Пять дней спустя Джеки позвала журналиста-историка Теодора Уайта в дом Кеннеди в Хайанниспорте, где рассказала ему историю, которую Уайт поместил в журнале Life 6 декабря. Люди должны понять, сказала она, что в детстве Джек был болезненным и часами читал о короле Артуре и рыцарях Круглого стола. В последние дни своей жизни он горячо откликнулся на бродвейский мюзикл Лернера и Лоуи «Камелот», который сентиментализировал те чудесные дни рыцарства и героизма. По ночам в своей спальне перед сном он включал запись из «Камелота», и ему особенно нравились строки
Не стоит забывать,
что когда-то существовало место,
на один короткий сияющий миг
известное как Камелот.
В статье Уайта, которую прочли миллионы людей, Джеки добавила, что администрация Кеннеди была Камелотом, «волшебным моментом в истории Америки, когда галантные мужчины танцевали с прекрасными женщинами, когда совершались великие дела, когда художники, писатели и поэты встречались в Белом доме, а варвары за стенами были сдержаны». Но «такого больше никогда не будет… Никогда больше не будет другого Камелота».[1310]

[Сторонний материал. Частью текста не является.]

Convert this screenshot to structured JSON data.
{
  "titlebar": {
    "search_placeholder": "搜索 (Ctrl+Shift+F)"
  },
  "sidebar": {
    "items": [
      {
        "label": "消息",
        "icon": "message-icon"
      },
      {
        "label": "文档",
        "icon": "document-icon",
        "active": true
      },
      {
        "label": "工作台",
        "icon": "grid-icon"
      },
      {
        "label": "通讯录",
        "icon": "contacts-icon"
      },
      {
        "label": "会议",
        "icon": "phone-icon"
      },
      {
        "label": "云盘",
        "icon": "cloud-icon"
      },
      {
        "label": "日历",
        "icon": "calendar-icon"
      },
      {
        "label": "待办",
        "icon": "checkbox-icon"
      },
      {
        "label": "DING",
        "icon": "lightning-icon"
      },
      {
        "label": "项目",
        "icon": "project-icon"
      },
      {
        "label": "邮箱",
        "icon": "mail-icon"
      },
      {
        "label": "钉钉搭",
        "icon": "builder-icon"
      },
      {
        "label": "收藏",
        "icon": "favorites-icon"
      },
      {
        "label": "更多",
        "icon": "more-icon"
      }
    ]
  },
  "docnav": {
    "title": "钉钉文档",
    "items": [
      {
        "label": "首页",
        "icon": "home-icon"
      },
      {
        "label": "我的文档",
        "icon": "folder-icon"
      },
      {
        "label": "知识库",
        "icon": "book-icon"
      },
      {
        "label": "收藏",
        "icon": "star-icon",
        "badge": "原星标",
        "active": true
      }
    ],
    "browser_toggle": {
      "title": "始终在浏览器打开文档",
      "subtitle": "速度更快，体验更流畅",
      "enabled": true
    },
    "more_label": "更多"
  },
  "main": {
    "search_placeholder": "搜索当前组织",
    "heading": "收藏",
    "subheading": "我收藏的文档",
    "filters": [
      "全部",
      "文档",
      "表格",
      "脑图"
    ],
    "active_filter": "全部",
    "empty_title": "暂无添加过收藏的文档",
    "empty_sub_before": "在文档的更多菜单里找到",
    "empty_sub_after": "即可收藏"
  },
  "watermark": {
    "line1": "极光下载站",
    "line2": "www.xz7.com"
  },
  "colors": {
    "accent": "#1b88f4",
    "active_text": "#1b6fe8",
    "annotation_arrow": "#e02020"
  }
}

Если бы Кеннеди был жив и читал это, он бы, вероятно, высмеял его. И справедливо, ведь это было мифотворчество в божественных пропорциях. Тем не менее она явно пришлась по душе миллионам людей, потрясенных убийством и искавших способы утвердить смысл жизни Кеннеди. Пытаясь справиться с будущим, они, конечно же, были мрачны. Они также жаждали воздвигнуть монументы в память о нём.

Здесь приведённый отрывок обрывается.